La plainte évoque aussi au moins deux autres affaires judiciaires l’impliquant, notamment quand il était chef de la diplomatie irakienne.

M. Zebari, plusieurs fois ministre à Bagdad après la chute de Saddam Hussein, entre 2003 et 2016, serait aussi dans le viseur de la justice pour « abus de pouvoir » en lien avec « des sommes importantes dépensées concernant un bâtiment qui n’appartient pas à l’État ».

Parmi les quelque 25 candidats en lice, M. Zebari faisait partie jusqu’à dimanche des favoris au scrutin présidentiel, tout comme Barham Saleh, le président sortant, issu du parti rival de l’Union démocratique du Kurdistan (UDK).

« Partage du gâteau »

Depuis les premières élections multipartites de 2005, l’usage veut que le poste largement honorifique de président de la République revienne à un Kurde.

Dans les 15 jours suivant son élection, le président de la République doit désigner un premier ministre, choisi par la plus large coalition au Parlement.

Une fois désigné, le premier ministre, traditionnellement chiite, a un mois pour former un gouvernement.  

Mais la suite du processus s’annonce houleuse.

Moqtada Sadr a ainsi affirmé avoir suffisamment de sièges au Parlement pour former un « gouvernement de majorité nationale », espérant rompre avec la tradition du consensus qui permet à tous les grands partis de se partager le pouvoir.

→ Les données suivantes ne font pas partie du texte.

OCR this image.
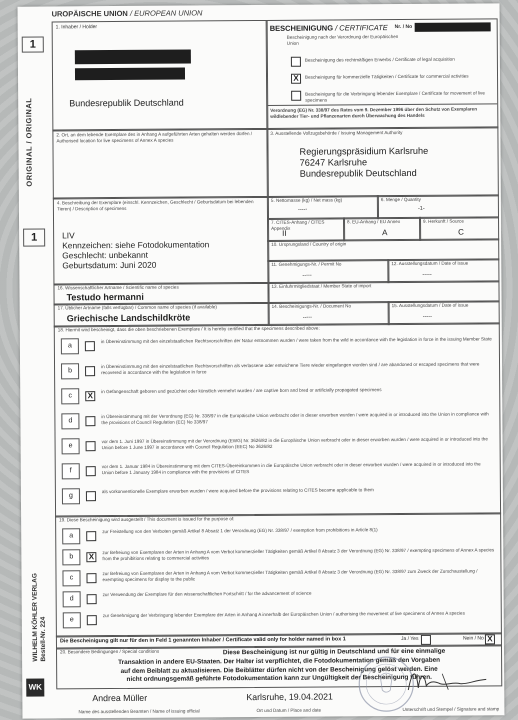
1
ORIGINAL / ORIGINAL
1
WILHELM KÖHLER VERLAG Bestell-Nr. 224
WK
UROPÄISCHE UNION / EUROPEAN UNION
1. Inhaber / Holder
Bundesrepublik Deutschland
BESCHEINIGUNG / CERTIFICATE Nr. / No
Bescheinigung nach der Verordnung der Europäischen Union
Bescheinigung des rechtmäßigen Erwerbs / Certificate of legal acquisition
X	Bescheinigung für kommerzielle Tätigkeiten / Certificate for commercial activities
Bescheinigung für die Verbringung lebender Exemplare / Certificate for movement of live specimens
Verordnung (EG) Nr. 338/97 des Rates vom 9. Dezember 1996 über den Schutz von Exemplaren wildlebender Tier- und Pflanzenarten durch Überwachung des Handels
2. Ort, an dem lebende Exemplare des in Anhang A aufgeführten Arten gehalten werden dürfen / Authorised location for live specimens of Annex A species
3. Ausstellende Vollzugsbehörde / Issuing Management Authority
Regierungspräsidium Karlsruhe
76247 Karlsruhe
Bundesrepublik Deutschland
4. Beschreibung der Exemplare (einschl. Kennzeichen, Geschlecht / Geburtsdatum bei lebenden Tieren) / Description of specimens
LIV
Kennzeichen: siehe Fotodokumentation
Geschlecht: unbekannt
Geburtsdatum: Juni 2020
5. Nettomasse (kg) / Net mass (kg)
-----
6. Menge / Quantity
-1-
7. CITES-Anhang / CITES Appendix
II
8. EU-Anhang / EU Annex
A
9. Herkunft / Source
C
10. Ursprungsland / Country of origin
11. Genehmigungs-Nr. / Permit No
-----
12. Ausstellungsdatum / Date of issue
-----
16. Wissenschaftlicher Artname / Scientific name of species
Testudo hermanni
13. Einfuhrmitgliedstaat / Member State of import
17. Üblicher Artname (falls verfügbar) / Common name of species (if available)
Griechische Landschildkröte
14. Bescheinigungs-Nr. / Document No
-----
15. Ausstellungsdatum / Date of issue
-----
18. Hiermit wird bescheinigt, dass die oben beschriebenen Exemplare / It is hereby certified that the specimens described above:
a
in Übereinstimmung mit den einzelstaatlichen Rechtsvorschriften der Natur entnommen wurden / were taken from the wild in accordance with the legislation in force in the issuing Member State
b
in Übereinstimmung mit den einzelstaatlichen Rechtsvorschriften als verlassene oder entwichene Tiere wieder eingefangen worden sind / are abandoned or escaped specimens that were recovered in accordance with the legislation in force
c	X
in Gefangenschaft geboren und gezüchtet oder künstlich vermehrt wurden / are captive born and bred or artificially propagated specimens
d
in Übereinstimmung mit der Verordnung (EG) Nr. 338/97 in die Europäische Union verbracht oder in dieser erworben wurden / were acquired in or introduced into the Union in compliance with the provisions of Council Regulation (EC) No 338/97
e
vor dem 1. Juni 1997 in Übereinstimmung mit der Verordnung (EWG) Nr. 3626/82 in die Europäische Union verbracht oder in dieser erworben wurden / were acquired in or introduced into the Union before 1 June 1997 in accordance with Council Regulation (EEC) No 3626/82
f
vor dem 1. Januar 1984 in Übereinstimmung mit dem CITES-Übereinkommen in die Europäische Union verbracht oder in dieser erworben wurden / were acquired in or introduced into the Union before 1 January 1984 in compliance with the provisions of CITES
g
als vorkonventionelle Exemplare erworben wurden / were acquired before the provisions relating to CITES became applicable to them
19. Diese Bescheinigung wird ausgestellt / This document is issued for the purpose of:
a
zur Freistellung von den Verboten gemäß Artikel 8 Absatz 1 der Verordnung (EG) Nr. 338/97 / exemption from prohibitions in Article 8(1)
b	X
zur Befreiung von Exemplaren der Arten in Anhang A vom Verbot kommerzieller Tätigkeiten gemäß Artikel 8 Absatz 3 der Verordnung (EG) Nr. 338/97 / exempting specimens of Annex A species from the prohibitions relating to commercial activities
c
zur Befreiung von Exemplaren der Arten in Anhang A vom Verbot kommerzieller Tätigkeiten gemäß Artikel 8 Absatz 3 der Verordnung (EG) Nr. 338/97 zum Zweck der Zurschaustellung / exempting specimens for display to the public
d
zur Verwendung der Exemplare für den wissenschaftlichen Fortschritt / for the advancement of science
e
zur Genehmigung der Verbringung lebender Exemplare der Arten in Anhang A innerhalb der Europäischen Union / authorising the movement of live specimens of Annex A species
Die Bescheinigung gilt nur für den in Feld 1 genannten Inhaber / Certificate valid only for holder named in box 1	Ja / Yes	Nein / No X
20. Besondere Bedingungen / Special conditions	Diese Bescheinigung ist nur gültig in Deutschland und für eine einmalige
Transaktion in andere EU-Staaten. Der Halter ist verpflichtet, die Fotodokumentation gemäß den Vorgaben
auf dem Beiblatt zu aktualisieren. Die Beiblätter dürfen nicht von der Bescheinigung gelöst werden. Eine
nicht ordnungsgemäß geführte Fotodokumentation kann zur Ungültigkeit der Bescheinigung führen.
Andrea Müller	Karlsruhe, 19.04.2021
Name des ausstellenden Beamten / Name of issuing official	Ort und Datum / Place and date	Unterschrift und Stempel / Signature and stamp
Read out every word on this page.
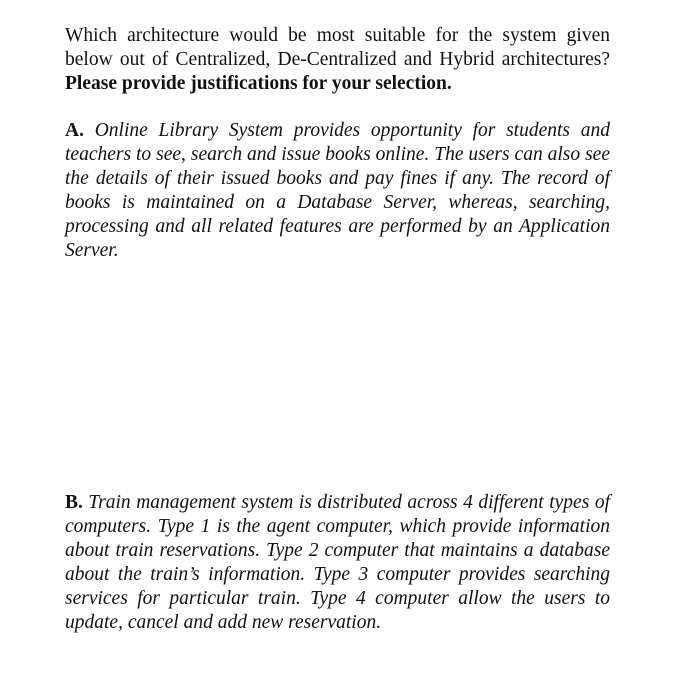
Which architecture would be most suitable for the system given below out of Centralized, De-Centralized and Hybrid architectures? Please provide justifications for your selection.
A. Online Library System provides opportunity for students and teachers to see, search and issue books online. The users can also see the details of their issued books and pay fines if any. The record of books is maintained on a Database Server, whereas, searching, processing and all related features are performed by an Application Server.
B. Train management system is distributed across 4 different types of computers. Type 1 is the agent computer, which provide information about train reservations. Type 2 computer that maintains a database about the train’s information. Type 3 computer provides searching services for particular train. Type 4 computer allow the users to update, cancel and add new reservation.
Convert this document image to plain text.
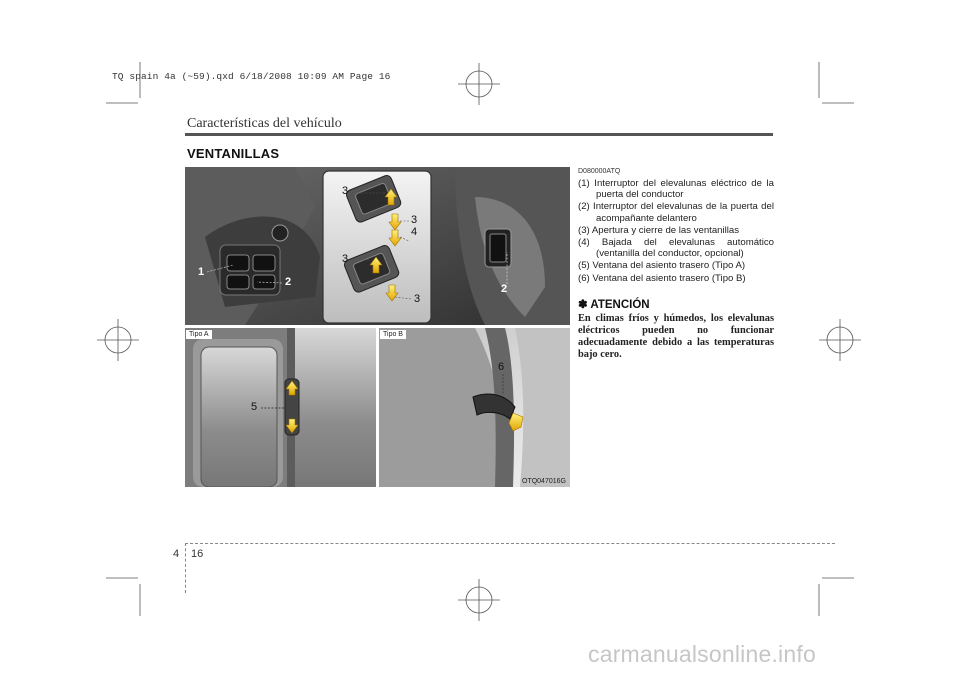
TQ spain 4a (~59).qxd 6/18/2008 10:09 AM Page 16
Características del vehículo
VENTANILLAS
1
2
3
3
4
3
3
2
5
6
Tipo A	Tipo B
OTQ047016G
D080000ATQ
(1) Interruptor del elevalunas eléctrico de la puerta del conductor
(2) Interruptor del elevalunas de la puerta del acompañante delantero
(3) Apertura y cierre de las ventanillas
(4) Bajada del elevalunas automático (ventanilla del conductor, opcional)
(5) Ventana del asiento trasero (Tipo A)
(6) Ventana del asiento trasero (Tipo B)
✽ ATENCIÓN
En climas fríos y húmedos, los elevalunas eléctricos pueden no funcionar adecuadamente debido a las temperaturas bajo cero.
4 16
carmanualsonline.info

Mais c’est sans compter avec l’Alliance de la Conquête, vitrine politique des anciens paramilitaires pro-Iran du Hachd al-Chaabi, et ses alliés chiites du Cadre de coordination, qui regroupent des partis également pro-iraniens.

Leurs députés ont présenté un recours devant la Cour suprême fédérale pour faire reconnaître que leur coalition est majoritaire.

Une demande retoquée par la plus haute instance constitutionnelle d’Irak, qui a assuré ne pas pouvoir trancher à l’heure actuelle, les blocs parlementaires pouvant changer.

« Personne ne sait être dans l’opposition, tout le monde sait comment se partager le gâteau », remarque auprès de l’AFP le politologue irakien Hamzeh Hadad, voyant se profiler une « coalition élargie ».

Les négociations politiques autour du poste de premier ministre ont été accompagnées de violences.  

Fin janvier trois roquettes sont tombées près de la maison du président du Parlement, Mohammed al-Halboussi. En novembre, le premier ministre Moustafa al-Kazimi a échappé à une tentative d’assassinat.